Getting a sense about people’s stories: You don’t know that unless you spend time listening to them. And I do think one of the chronic problems of do-gooders is sometimes we like to tell people what they should think is important, instead of actually asking them, "What’s important to you?" 

Takeaway: America’s overconsumption is undercutting innovations that otherwise would help us address climate change.

Obama: This is a larger cultural point — how much is enough? All of you are familiar with the fact that one of the reasons that, despite huge increases in energy-efficient technologies, we still have such a big carbon footprint is our houses have gotten so much bigger. 

The question is: How much space do we need? 

We’re America, we’re used to a lot of space, we don’t want to have constraints, we want big — everything’s big. Big Macs. Whoppers. That’s big stuff. 

And I get that. That’s part of our DNA in America; we like being big. 

I talk about this with our daughters all the time. We’re now at the point in our lives where we can have sort of as much as we want of anything, and it’s like a good meal. Sometimes just having a nice meal instead of keeping on going back to the buffet, you feel better at the end of it. 

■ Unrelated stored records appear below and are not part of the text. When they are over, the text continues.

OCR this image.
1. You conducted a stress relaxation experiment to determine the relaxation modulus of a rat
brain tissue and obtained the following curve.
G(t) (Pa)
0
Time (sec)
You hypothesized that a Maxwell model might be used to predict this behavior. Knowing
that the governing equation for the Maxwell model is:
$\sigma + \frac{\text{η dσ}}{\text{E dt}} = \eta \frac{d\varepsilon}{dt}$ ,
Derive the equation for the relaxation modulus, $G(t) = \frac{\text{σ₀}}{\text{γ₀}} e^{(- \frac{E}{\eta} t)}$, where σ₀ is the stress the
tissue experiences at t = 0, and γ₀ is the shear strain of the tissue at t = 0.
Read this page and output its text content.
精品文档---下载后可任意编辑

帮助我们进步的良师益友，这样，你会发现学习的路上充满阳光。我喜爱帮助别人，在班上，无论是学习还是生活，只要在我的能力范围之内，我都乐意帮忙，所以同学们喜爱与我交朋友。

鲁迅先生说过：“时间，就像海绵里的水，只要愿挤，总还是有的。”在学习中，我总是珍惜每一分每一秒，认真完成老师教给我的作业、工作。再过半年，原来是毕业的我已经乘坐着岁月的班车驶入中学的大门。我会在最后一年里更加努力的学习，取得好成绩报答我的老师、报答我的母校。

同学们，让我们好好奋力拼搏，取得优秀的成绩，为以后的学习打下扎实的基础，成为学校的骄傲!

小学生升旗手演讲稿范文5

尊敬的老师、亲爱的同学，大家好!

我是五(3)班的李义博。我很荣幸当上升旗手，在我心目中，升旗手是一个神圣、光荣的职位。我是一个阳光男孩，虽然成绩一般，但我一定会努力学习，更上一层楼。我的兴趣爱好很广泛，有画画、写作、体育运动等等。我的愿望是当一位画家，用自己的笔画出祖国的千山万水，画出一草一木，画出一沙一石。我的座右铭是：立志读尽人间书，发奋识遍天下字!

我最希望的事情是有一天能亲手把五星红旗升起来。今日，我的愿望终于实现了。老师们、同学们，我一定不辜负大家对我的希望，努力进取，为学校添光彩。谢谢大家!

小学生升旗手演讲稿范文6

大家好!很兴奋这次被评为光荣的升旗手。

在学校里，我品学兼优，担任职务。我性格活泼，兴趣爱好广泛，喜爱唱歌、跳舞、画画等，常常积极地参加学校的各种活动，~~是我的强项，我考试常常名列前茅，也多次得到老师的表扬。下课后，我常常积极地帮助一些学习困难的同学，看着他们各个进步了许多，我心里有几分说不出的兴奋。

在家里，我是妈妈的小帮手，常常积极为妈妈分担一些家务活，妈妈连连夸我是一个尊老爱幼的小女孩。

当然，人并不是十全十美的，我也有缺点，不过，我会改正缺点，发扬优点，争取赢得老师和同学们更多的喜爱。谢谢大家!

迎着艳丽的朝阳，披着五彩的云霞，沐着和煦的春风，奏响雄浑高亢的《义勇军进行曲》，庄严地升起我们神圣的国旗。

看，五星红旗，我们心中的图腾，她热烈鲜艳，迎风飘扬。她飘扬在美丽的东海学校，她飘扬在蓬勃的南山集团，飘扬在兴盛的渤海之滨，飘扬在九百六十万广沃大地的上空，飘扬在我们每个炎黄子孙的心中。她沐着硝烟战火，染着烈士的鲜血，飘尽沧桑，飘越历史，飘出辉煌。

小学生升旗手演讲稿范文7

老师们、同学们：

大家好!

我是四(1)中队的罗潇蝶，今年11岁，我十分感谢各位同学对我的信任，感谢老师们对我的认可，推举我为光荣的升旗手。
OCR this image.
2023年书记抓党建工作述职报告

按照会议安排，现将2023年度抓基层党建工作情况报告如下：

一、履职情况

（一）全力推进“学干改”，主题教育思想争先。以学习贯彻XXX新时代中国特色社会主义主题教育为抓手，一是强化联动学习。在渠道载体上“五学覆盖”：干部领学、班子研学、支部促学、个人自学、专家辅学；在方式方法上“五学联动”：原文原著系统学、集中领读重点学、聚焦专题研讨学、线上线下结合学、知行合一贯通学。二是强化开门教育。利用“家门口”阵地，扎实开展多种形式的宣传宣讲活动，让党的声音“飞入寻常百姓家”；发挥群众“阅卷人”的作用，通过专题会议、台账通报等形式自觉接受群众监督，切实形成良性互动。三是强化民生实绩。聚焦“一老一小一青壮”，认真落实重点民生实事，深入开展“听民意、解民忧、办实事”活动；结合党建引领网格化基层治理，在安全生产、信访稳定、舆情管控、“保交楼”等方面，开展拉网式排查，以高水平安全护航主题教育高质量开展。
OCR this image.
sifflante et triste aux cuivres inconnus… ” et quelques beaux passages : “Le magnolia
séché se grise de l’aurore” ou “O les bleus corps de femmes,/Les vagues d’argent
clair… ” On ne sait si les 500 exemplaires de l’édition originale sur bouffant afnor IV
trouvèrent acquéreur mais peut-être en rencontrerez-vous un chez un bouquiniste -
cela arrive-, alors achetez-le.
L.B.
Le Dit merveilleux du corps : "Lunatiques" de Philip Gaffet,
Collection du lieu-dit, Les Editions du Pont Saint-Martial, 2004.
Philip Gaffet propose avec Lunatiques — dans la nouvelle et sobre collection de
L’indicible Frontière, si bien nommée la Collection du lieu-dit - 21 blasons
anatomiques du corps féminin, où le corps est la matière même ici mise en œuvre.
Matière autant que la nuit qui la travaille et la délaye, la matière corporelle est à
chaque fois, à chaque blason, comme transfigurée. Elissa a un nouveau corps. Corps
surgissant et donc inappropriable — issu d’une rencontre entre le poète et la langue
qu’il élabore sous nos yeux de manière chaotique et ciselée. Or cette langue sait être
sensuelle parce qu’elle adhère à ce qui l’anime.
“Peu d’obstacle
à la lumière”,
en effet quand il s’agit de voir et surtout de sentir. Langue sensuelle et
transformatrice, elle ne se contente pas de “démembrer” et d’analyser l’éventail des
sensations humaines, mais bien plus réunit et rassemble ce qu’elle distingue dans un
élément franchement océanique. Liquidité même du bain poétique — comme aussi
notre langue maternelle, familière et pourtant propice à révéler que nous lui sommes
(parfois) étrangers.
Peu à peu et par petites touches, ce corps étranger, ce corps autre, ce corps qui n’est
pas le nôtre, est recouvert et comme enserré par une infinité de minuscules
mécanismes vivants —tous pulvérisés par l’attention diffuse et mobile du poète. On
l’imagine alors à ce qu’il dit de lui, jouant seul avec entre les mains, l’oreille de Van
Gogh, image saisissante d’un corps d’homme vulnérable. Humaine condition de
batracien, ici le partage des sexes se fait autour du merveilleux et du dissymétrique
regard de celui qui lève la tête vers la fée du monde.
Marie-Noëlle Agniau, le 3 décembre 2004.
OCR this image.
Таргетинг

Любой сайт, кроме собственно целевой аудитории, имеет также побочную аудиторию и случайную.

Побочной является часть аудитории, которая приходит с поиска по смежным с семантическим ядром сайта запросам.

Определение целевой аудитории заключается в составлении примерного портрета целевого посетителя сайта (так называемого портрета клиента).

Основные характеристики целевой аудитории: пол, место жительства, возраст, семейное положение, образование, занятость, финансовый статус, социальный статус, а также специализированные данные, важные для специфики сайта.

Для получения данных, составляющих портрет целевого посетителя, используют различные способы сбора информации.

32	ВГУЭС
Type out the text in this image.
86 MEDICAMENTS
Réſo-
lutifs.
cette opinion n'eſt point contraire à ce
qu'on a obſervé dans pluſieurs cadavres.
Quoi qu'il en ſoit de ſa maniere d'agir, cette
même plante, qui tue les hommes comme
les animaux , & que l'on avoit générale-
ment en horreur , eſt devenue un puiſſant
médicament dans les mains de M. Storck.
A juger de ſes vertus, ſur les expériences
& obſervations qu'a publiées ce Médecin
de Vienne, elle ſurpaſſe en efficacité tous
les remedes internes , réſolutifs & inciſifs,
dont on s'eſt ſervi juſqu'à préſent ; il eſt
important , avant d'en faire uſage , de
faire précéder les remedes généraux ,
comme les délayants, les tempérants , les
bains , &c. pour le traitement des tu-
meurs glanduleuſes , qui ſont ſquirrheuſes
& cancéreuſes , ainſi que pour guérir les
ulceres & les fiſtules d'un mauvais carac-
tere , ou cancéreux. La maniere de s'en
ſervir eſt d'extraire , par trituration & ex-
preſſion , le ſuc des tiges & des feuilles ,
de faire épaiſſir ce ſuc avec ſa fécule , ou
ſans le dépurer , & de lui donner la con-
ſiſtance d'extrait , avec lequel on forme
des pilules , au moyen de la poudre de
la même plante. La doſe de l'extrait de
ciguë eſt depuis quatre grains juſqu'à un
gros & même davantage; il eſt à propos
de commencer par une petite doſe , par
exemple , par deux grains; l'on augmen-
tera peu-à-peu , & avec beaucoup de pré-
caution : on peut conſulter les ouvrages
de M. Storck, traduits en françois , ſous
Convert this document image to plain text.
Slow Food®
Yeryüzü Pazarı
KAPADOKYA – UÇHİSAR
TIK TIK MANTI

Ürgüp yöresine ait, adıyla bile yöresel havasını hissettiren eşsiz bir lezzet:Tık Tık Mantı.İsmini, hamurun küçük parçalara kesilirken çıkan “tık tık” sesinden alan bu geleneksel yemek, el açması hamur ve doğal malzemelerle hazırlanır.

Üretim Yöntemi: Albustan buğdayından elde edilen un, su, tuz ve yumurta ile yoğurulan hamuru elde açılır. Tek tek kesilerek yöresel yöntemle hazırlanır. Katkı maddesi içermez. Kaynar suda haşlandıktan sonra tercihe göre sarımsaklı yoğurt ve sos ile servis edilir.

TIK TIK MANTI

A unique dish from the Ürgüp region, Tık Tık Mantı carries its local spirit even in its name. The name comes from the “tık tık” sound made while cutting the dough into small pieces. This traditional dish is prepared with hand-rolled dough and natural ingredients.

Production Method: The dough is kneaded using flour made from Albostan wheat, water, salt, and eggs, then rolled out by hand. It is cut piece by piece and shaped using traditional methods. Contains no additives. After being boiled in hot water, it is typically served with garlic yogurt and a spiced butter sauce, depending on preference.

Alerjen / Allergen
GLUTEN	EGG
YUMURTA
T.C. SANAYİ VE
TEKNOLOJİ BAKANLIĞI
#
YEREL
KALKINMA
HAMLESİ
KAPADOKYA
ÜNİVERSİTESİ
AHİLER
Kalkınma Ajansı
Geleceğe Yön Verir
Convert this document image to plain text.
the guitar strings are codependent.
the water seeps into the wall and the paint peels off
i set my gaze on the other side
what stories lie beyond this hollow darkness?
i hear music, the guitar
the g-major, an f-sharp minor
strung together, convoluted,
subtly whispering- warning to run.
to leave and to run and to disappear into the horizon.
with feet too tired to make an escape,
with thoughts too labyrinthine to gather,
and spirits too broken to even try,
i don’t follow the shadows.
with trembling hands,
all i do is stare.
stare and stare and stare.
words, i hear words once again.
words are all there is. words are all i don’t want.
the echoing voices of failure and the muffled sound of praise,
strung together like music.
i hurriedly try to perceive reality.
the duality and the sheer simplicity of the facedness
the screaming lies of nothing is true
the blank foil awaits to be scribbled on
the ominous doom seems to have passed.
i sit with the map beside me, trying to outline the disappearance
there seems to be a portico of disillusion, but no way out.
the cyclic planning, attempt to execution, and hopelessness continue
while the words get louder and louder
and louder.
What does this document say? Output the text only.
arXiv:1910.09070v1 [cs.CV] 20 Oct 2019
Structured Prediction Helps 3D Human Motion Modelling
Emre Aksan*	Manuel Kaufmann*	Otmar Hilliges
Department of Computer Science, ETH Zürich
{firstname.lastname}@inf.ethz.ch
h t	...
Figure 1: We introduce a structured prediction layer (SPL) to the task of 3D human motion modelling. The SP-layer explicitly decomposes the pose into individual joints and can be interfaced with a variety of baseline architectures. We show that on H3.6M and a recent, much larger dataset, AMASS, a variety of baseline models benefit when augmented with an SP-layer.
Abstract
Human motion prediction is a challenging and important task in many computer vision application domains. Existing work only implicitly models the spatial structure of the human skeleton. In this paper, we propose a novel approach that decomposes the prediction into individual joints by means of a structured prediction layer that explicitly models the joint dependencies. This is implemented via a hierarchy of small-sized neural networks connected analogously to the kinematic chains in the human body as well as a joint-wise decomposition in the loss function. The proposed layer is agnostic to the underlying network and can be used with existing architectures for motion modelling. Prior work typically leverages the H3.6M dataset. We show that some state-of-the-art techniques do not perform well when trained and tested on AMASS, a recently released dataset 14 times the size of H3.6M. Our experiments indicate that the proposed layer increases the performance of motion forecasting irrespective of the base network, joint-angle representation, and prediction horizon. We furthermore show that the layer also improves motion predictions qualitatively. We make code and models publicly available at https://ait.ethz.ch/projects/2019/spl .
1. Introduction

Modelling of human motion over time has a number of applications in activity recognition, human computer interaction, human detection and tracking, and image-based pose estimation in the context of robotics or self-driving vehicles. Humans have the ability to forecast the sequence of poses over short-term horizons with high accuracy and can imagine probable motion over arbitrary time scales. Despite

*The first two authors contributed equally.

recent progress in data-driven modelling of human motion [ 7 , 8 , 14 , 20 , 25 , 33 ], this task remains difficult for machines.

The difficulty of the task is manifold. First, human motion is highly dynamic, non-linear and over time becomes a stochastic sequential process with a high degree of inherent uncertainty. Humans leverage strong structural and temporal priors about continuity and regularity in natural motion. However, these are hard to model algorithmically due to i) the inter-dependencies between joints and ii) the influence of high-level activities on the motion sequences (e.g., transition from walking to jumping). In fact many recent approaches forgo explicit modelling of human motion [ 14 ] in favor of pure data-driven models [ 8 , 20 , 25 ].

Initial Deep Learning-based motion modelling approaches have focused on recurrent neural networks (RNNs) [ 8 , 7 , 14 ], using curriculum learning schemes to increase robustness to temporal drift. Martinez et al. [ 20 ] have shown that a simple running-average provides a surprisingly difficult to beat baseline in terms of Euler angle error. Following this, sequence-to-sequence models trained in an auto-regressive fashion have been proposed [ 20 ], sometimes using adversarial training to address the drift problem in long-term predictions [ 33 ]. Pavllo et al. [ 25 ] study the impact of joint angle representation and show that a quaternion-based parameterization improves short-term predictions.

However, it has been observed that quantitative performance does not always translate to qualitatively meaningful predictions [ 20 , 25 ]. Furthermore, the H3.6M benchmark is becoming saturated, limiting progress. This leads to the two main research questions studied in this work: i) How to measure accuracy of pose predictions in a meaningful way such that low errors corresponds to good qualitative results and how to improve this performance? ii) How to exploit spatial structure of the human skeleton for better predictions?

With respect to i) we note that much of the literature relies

Takeaway: No matter what you say you believe in, it all comes down to where you put your time, money and energy. 

Obama: I think what we should all be striving for as a society is to align what we say we’re about and our core ideals with what we do. So if we say that our children and the next generation are the most important things, then we have to act in accordance with those values. 

If you are someone, as I am, who has a certain faith, Christian faith, and I read the Good Book, and it tells me that I’m supposed to treat others the way I want to be treated, well, then I actually think I should be doing that. 

And if I profess that the New Testament says we should be worrying about the poor and the weak and the vulnerable, and you say that’s what you’re about, then presumably that should be reflected in your policies and the people you support. 

I worry that any society where how we live strays too far from what we say we believe in is going to have a problem. And currently, there is more divergence than I would like.